Com as colheitas terminadas, os plebeus agora desfrutavam dos últimos dias de outono, antes que a neve os prendesse em seus casebres até a primavera.

As crianças corriam, os jovens flertavam, os adultos bebiam e os velhos reclamavam de cada um deles.

Enquanto o Salão dos Poucos crescia em tensão com a execução de um nobre e a ameaça que os rebeldes representavam, o clima era de festa no vilarejo. Mesmo quando a multidão se esforçava para sair do caminho, ainda era impossível não topar com alguém.

Uma mulher de cabelos castanhos esbarrou em Siegfried e quase caiu no chão, quando o rapaz segurou ela pelo braço e a pôs de pé.

— Ah, obrigada — agradeceu a moça, com um sorriso lascivo que fez o seu sangue ferver. Não devia ter mais do que vinte e poucos anos, com um decote pouco apropriado para o clima frio.

"Essa já é a terceira."

Quando ele tentou seguir em frente, ela segurou o seu braço e se aproximou, até colar seu corpo ao dele:

— Não seja assim, por que não vem comigo e me deixa te agradecer corretamente? — Ela deu um beijo no seu pescoço e sussurrou em seu ouvido: — O que acha?

— Ele não tem dinheiro, cai fora! — disse Gwen, afastando a mulher com um empurrão e então segurando o braço de Siegfried, enquanto o conduzia para longe. Sem as correntes em seus tornozelos, ela se movia rápida e graciosamente, como uma gata. Não levou mais do que alguns segundos para que a rameira voltasse a esbarrar em outro garoto, mas dessa vez o levou até uma porta. — É sério, se você não parar de ser tão mané, elas vão continuar vindo.

— Eu não tô fazendo de propósito.

— Essa desculpa ficou velha, dois bordéis atrás. Então, a menos que você ache que a pirralha tá em um deles, para de esbarrar em vadias! Já dá trabalho o suficiente ter que prestar atenção na dupla de mini-fidalgos ali.

Siegfried olhou para trás.

Emelia e Sam os seguiam de perto.

O garoto andava de queixo erguido, enquanto a sua irmã não parava de girar a cabeça, olhando para todos os lados, como se temendo que alguém fosse atacá-la a qualquer momento. E ambos usavam roupas de boa qualidade; ele um gibão por baixo de uma capa de lã; ela um vestido verde-oliva por baixo de um casaco de pele.

"A condessa vai ficar furiosa quando descobrir isso."

Não esperava que alguém fosse idiota a ponto de atacar os filhos do conde, mas ainda assim não era uma boa ideia levá-los para fora da fortaleza sem permissão.

— Seria mais fácil se eu fizesse isso sozinha — sussurrou Gwen. — Vocês são muito lerdos e chamam atenção demais, é como andar com uma trupe de bardos itinerantes. Me dá um dia e eu acho a fedelha.

— Não me leva a mal — disse Siegfried —, mas você tá bem longe de ser confiável.

— Acha que eu vou fugir?

— Não vai?

— Se eu quisesse, já tava do outro lado do país a essa altura.

— É o que você diz, mas não escapou daquela cela, né?

— C-cala boca! Eu escapei sim. Só não consegui o que queria, então voltei.

Siegfried sorriu e ela deu um soco no seu braço.

— Para de rir!
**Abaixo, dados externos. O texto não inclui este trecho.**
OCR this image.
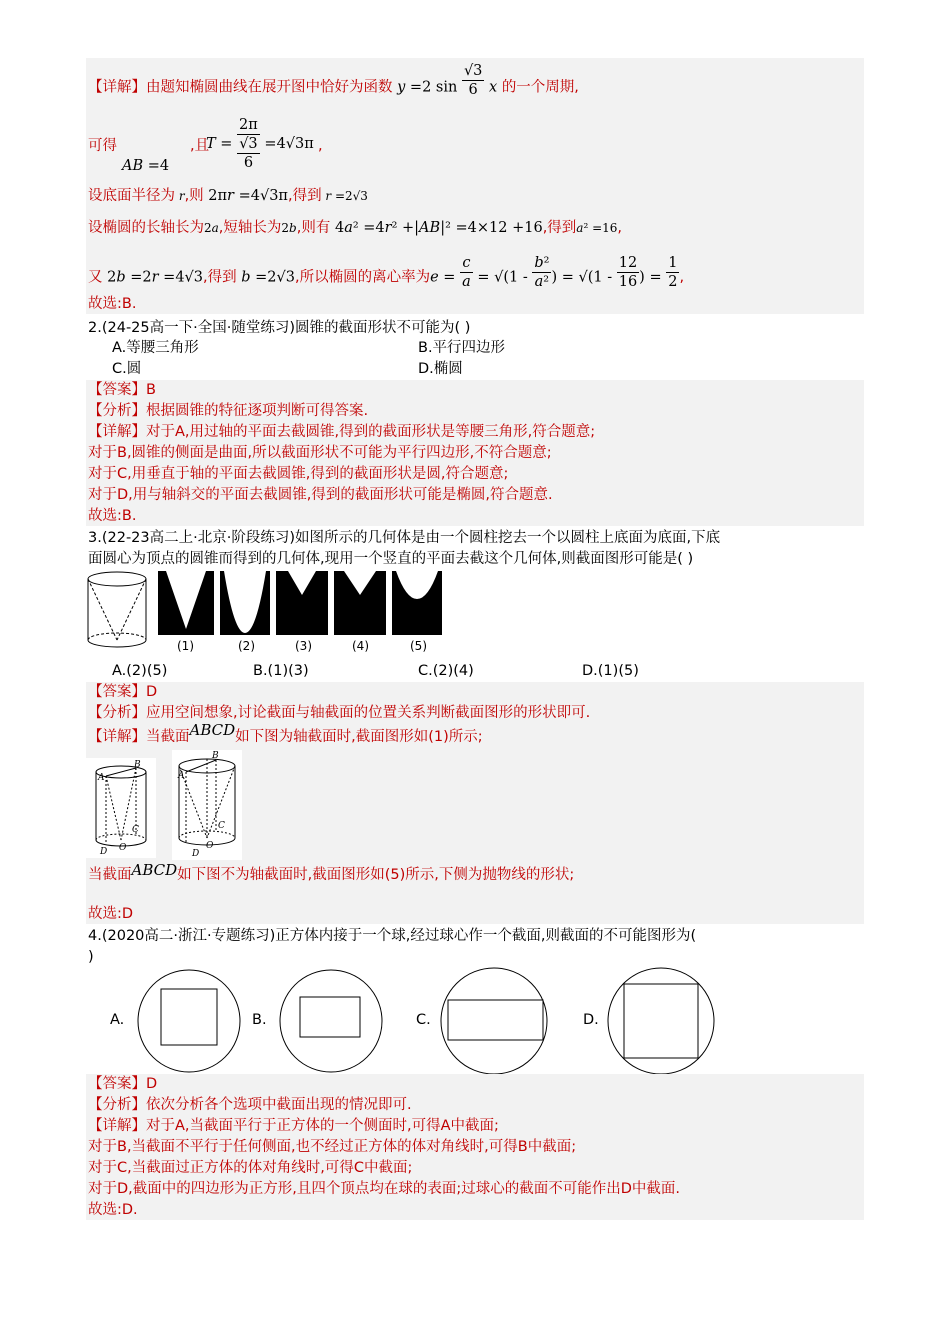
【详解】由题知椭圆曲线在展开图中恰好为函数 y =2 $\sin \frac{√3}{6}$ x 的一个周期,
可得
AB =4
T =
2π
√3
6
=4√3π
,且	,
设底面半径为 r,则 2πr =4√3π,得到 r =2√3
设椭圆的长轴长为2a,短轴长为2b,则有 4a² =4r² +|AB|² =4×12 +16,得到a² =16,
又 2b =2r =4√3,得到 b =2√3,所以椭圆的离心率为$e = \frac{c}{a} = √(1 - \frac{\text{b²}}{\text{a²}}$ ) = $√(1 - \frac{12}{16}$ ) = $\frac{1}{2}$ ,
故选:B.
2.(24-25高一下·全国·随堂练习)圆锥的截面形状不可能为( )
A.等腰三角形	B.平行四边形
C.圆	D.椭圆
【答案】B
【分析】根据圆锥的特征逐项判断可得答案.
【详解】对于A,用过轴的平面去截圆锥,得到的截面形状是等腰三角形,符合题意;
对于B,圆锥的侧面是曲面,所以截面形状不可能为平行四边形,不符合题意;
对于C,用垂直于轴的平面去截圆锥,得到的截面形状是圆,符合题意;
对于D,用与轴斜交的平面去截圆锥,得到的截面形状可能是椭圆,符合题意.
故选:B.
3.(22-23高二上·北京·阶段练习)如图所示的几何体是由一个圆柱挖去一个以圆柱上底面为底面,下底
面圆心为顶点的圆锥而得到的几何体,现用一个竖直的平面去截这个几何体,则截面图形可能是( )
(1)	(2)	(3)	(4)	(5)
A.(2)(5)	B.(1)(3)	C.(2)(4)	D.(1)(5)
【答案】D
【分析】应用空间想象,讨论截面与轴截面的位置关系判断截面图形的形状即可.
【详解】当截面ABCD如下图为轴截面时,截面图形如(1)所示;
A
B
C
O
D
A
B
C
O
D
当截面ABCD如下图不为轴截面时,截面图形如(5)所示,下侧为抛物线的形状;
故选:D
4.(2020高二·浙江·专题练习)正方体内接于一个球,经过球心作一个截面,则截面的不可能图形为(
)
A.	B.	C.	D.
【答案】D
【分析】依次分析各个选项中截面出现的情况即可.
【详解】对于A,当截面平行于正方体的一个侧面时,可得A中截面;
对于B,当截面不平行于任何侧面,也不经过正方体的体对角线时,可得B中截面;
对于C,当截面过正方体的体对角线时,可得C中截面;
对于D,截面中的四边形为正方形,且四个顶点均在球的表面;过球心的截面不可能作出D中截面.
故选:D.
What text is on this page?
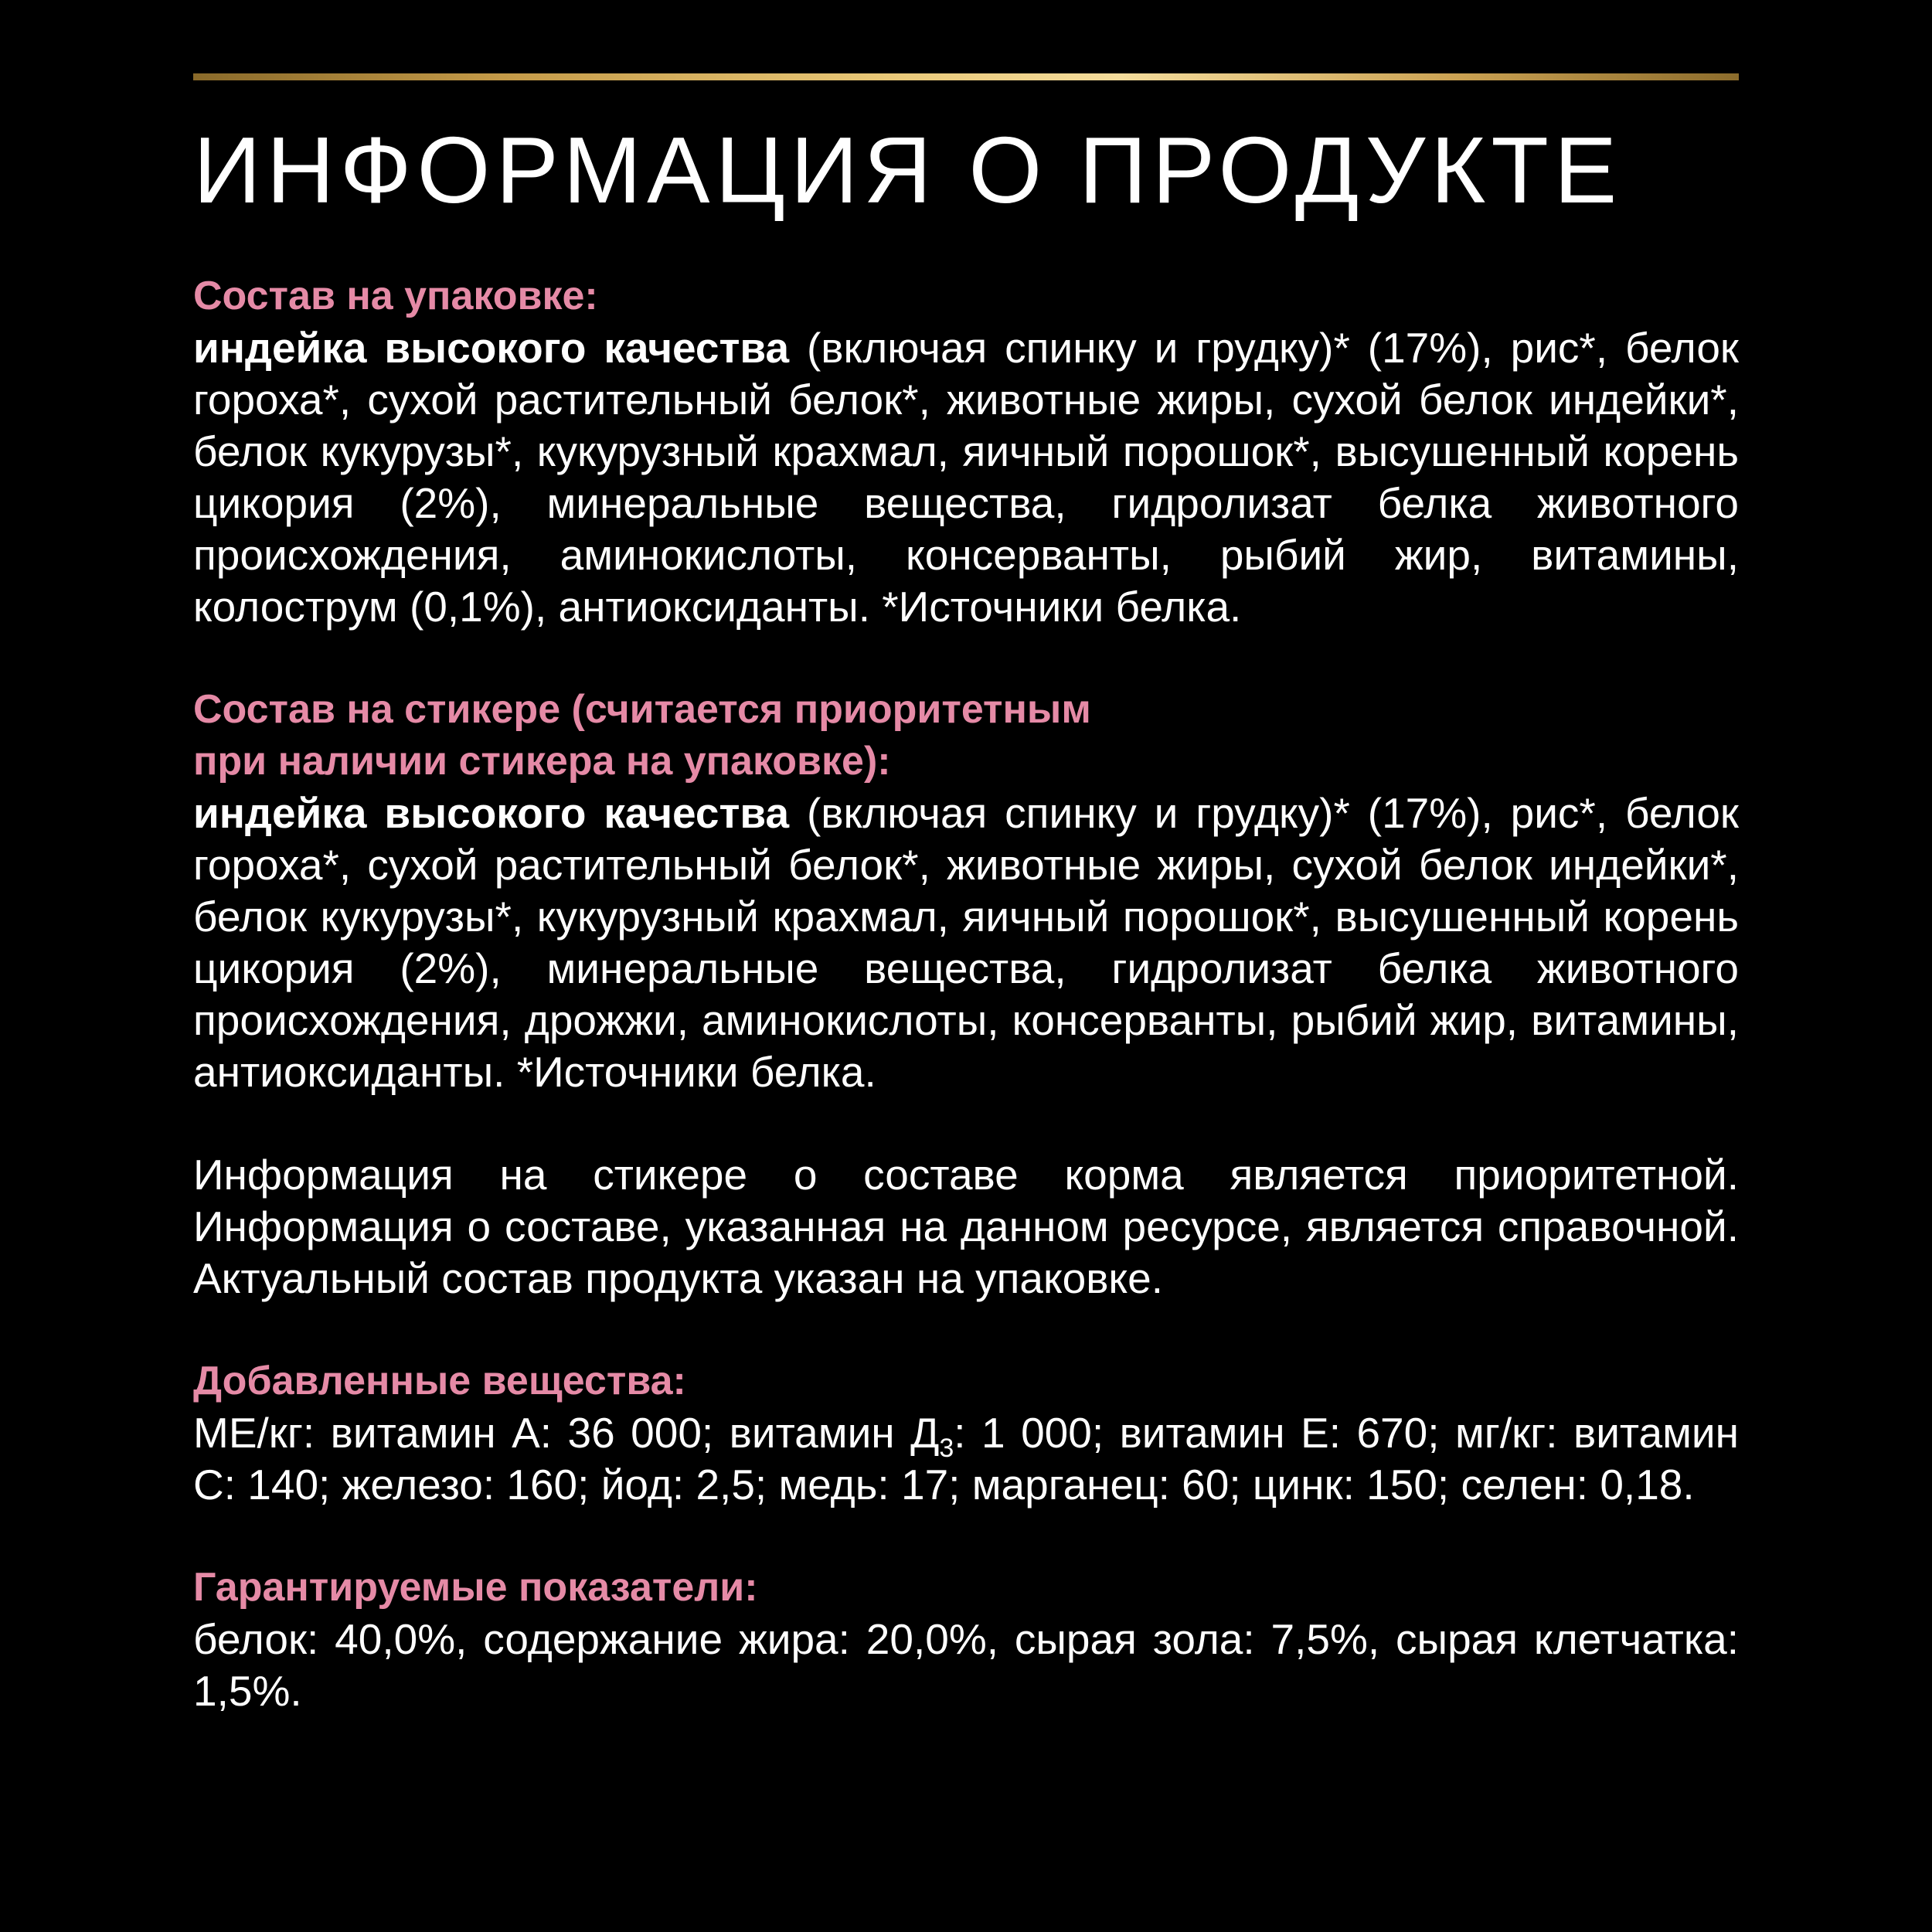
ИНФОРМАЦИЯ О ПРОДУКТЕ

Состав на упаковке:

индейка высокого качества (включая спинку и грудку)* (17%), рис*, белок гороха*, сухой растительный белок*, животные жиры, сухой белок индейки*, белок кукурузы*, кукурузный крахмал, яичный порошок*, высушенный корень цикория (2%), минеральные вещества, гидролизат белка животного происхождения, аминокислоты, консерванты, рыбий жир, витамины, колострум (0,1%), антиоксиданты. *Источники белка.

Состав на стикере (считается приоритетным
при наличии стикера на упаковке):

индейка высокого качества (включая спинку и грудку)* (17%), рис*, белок гороха*, сухой растительный белок*, животные жиры, сухой белок индейки*, белок кукурузы*, кукурузный крахмал, яичный порошок*, высушенный корень цикория (2%), минеральные вещества, гидролизат белка животного происхождения, дрожжи, аминокислоты, консерванты, рыбий жир, витамины, антиоксиданты. *Источники белка.

Информация на стикере о составе корма является приоритетной. Информация о составе, указанная на данном ресурсе, является справочной. Актуальный состав продукта указан на упаковке.

Добавленные вещества:

МЕ/кг: витамин А: 36 000; витамин $Д_3$: 1 000; витамин Е: 670; мг/кг: витамин С: 140; железо: 160; йод: 2,5; медь: 17; марганец: 60; цинк: 150; селен: 0,18.

Гарантируемые показатели:

белок: 40,0%, содержание жира: 20,0%, сырая зола: 7,5%, сырая клетчатка: 1,5%.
Eu tô falando sério.

Ele não parou, mas a garota não ligou. Seguiram o resto do caminho em silêncio por um tempo, até que Gwen sussurrou em seu ouvido:

— Ei! E se a garota já estiver… Bem, cê sabe?

— Ela está bem! — garantiu Siegfried. — Estamos a menos de cinco minutos do salão. Ninguém aqui seria louco o bastante de machucar a sobrinha do conde.

— Mas podem ser burros o bastante pra machucar uma garotinha de rua assustada. Eu duvido que eles saibam a diferença.

— …

Ela tinha razão.

O rapaz lembrou de Mirabel, uma garotinha de oito anos, sorridente e avessa a calçados. Tinha treinado ela no manuseio de espadas e a pequena demonstrou algum talento, mas não era burro. Se alguém tentasse machucá-la, conseguiria, mesmo que ela tivesse em mãos uma espada mágica feita com ossos de dragão.

— Vamos continuar procurando — respondeu por fim.

Gwen o encarou por um momento, como que tentando encontrar algo para dizer, quando parou de repente e começou a olhar ao seu redor.

— O que foi--?

— Cala boca! — Ela o ignorou, então soltou o seu braço e correu.

— Espera! — O rapaz tentou agarrá-la, mas foi lento demais. Ela deslizou por entre a multidão e aos poucos foi desaparecendo. — Merda!

— O que aconteceu? — perguntou Emelia, se aproximando dele com uma expressão confusa e assustada, enquanto olhava na direção em que Gwen correu, talvez esperando que ela voltasse. — Pra onde ela foi?

— Ela achou a Mira? — Ao contrário da irmã, Sam parecia mais animado e esperançoso.

— Não sei — admitiu Siegfried, então pegou os dois pelas mãos. — Vamos.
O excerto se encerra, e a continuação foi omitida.